The gold standard for imaging and diagnosing diseases within the retina, OCT has yet to find widespread use as an imaging technique for other parts of the body due to its inability to return clear images from more than a millimeter beneath the skin’s surface.
Duke researchers found that tilting the light source and detector used in the technique increases OCT’s imaging depth by almost 50%, putting skin diagnoses within reach. The “dual-axis” approach opens new possibilities for OCT to be used in applications such as spotting skin cancer, assessing burn damage and healing progress, and guiding surgical procedures.
The results appear online on December 1 in the open access journal Biomedical Optics Express.
“It’s actually a fairly simple technique that sounds like something out of Ghostbusters — you get more power when you cross the beams,” said Adam Wax, professor of biomedical engineering at Duke. “Being able to use OCT even 2 or 3 millimeters into the skin is extremely useful because there are a lot of biological processes happening at that depth that can be indicative of diseases like skin cancer.”
Standard OCT is analogous to ultrasound but uses light instead of sound. A beam of light is shined down into an object, and by measuring how long it takes for it to bounce back, computers can deduce what the internal structure of the object looks like. It has become the go-to technology for imaging and diagnosing retinal diseases because the retina is so thin and easily accessible through the eye’s transparent cornea and lens.
Most other biological tissues, however, scatter and reflect light, making it difficult to penetrate with standard OCT approaches. The deeper the light goes, the more likely it is to get lost in the sample and miss the device’s detection.
In the new technique, researchers instead point the light at the object at a slight angle and set up the detector at an equal and opposite angle, creating a dual-axis. This allows the detector to benefit from the slight scattering angle introduced by the object’s physical nature.
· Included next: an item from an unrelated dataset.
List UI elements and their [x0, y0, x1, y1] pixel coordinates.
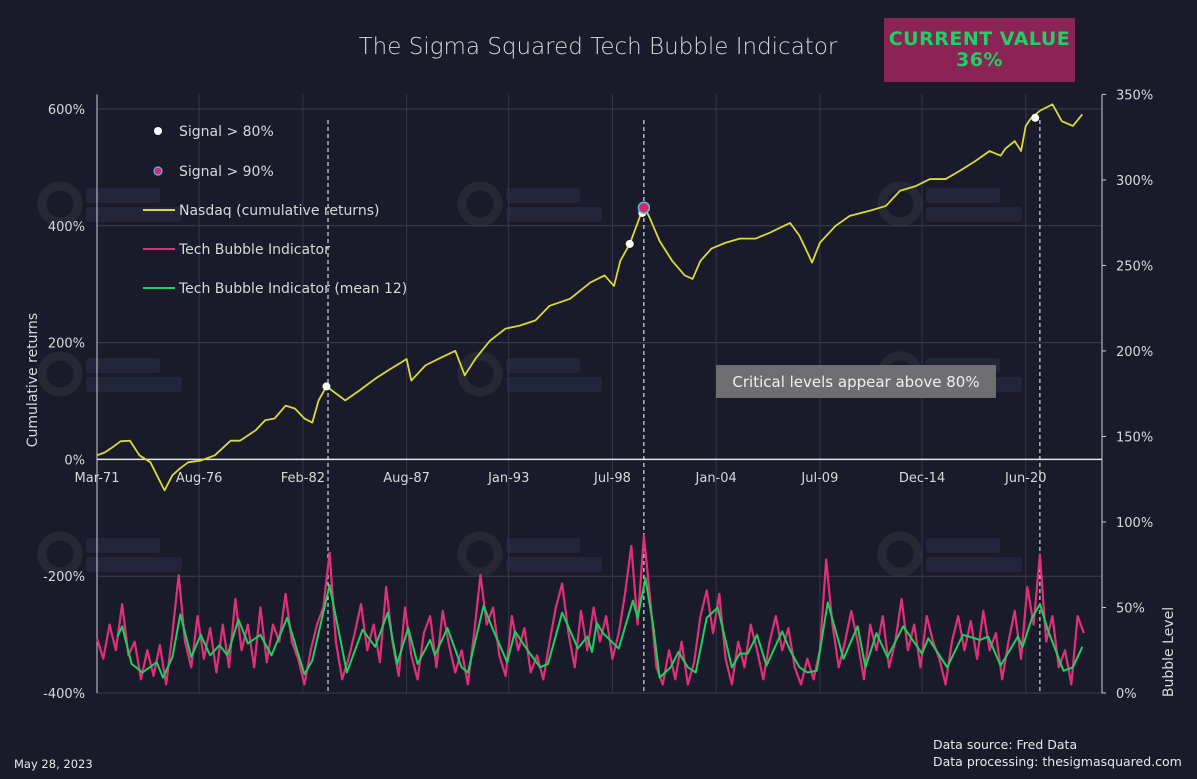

“By tilting the light source and detector, you increase your chances of collecting more of the light that’s scattering off at odd angles from a tissue’s depths,” said Evan Jelly, a doctoral student in Wax’s laboratory and first author of the paper. “And OCT is so sensitive that just a little bit more of that scattered light is all you need.”
According to Jelly, researchers have tried this dual-axis approach in other imaging modalities. But through his experiments, Jelly discovered how to apply this to OCT. His key discovery was that the depth of the focal point of light within the tissue makes a large difference in how well the dual-axis approach works.
However, there is a catch: The greater the angle used to identify deeper signal, the smaller the field of view becomes. To get around this issue, Jelly devised a method of scanning the focus of the narrower window through various depths of the tissue and then using a computational algorithm to combine the data into a single image.
In the paper, Wax and Jelly tested this approach with fabricated tissues and hairless mice to benchmark its performance against standard OCT to see what information it could reveal in a live animal’s skin. The controlled experiments showed that the dual-axis OCT approach does tend to outperform the standard setup. And in the live mice, the dual-axis OCT was able to image the tip of a needle 2 millimeters beneath the skin’s surface, where 1.2 millimeters is traditionally the landmark depth.
“The dual-axis OCT gave us images and information from the layers of skin where blood and molecular exchanges are occurring, which is extremely valuable for detecting signs of diseases,” said Jelly. “The technology is still in its infancy, but it is primed to be highly successful for biosensing or guiding surgical procedures.”
This research was funded by the National Science Foundation (CBET-2009841, IIP-1827560).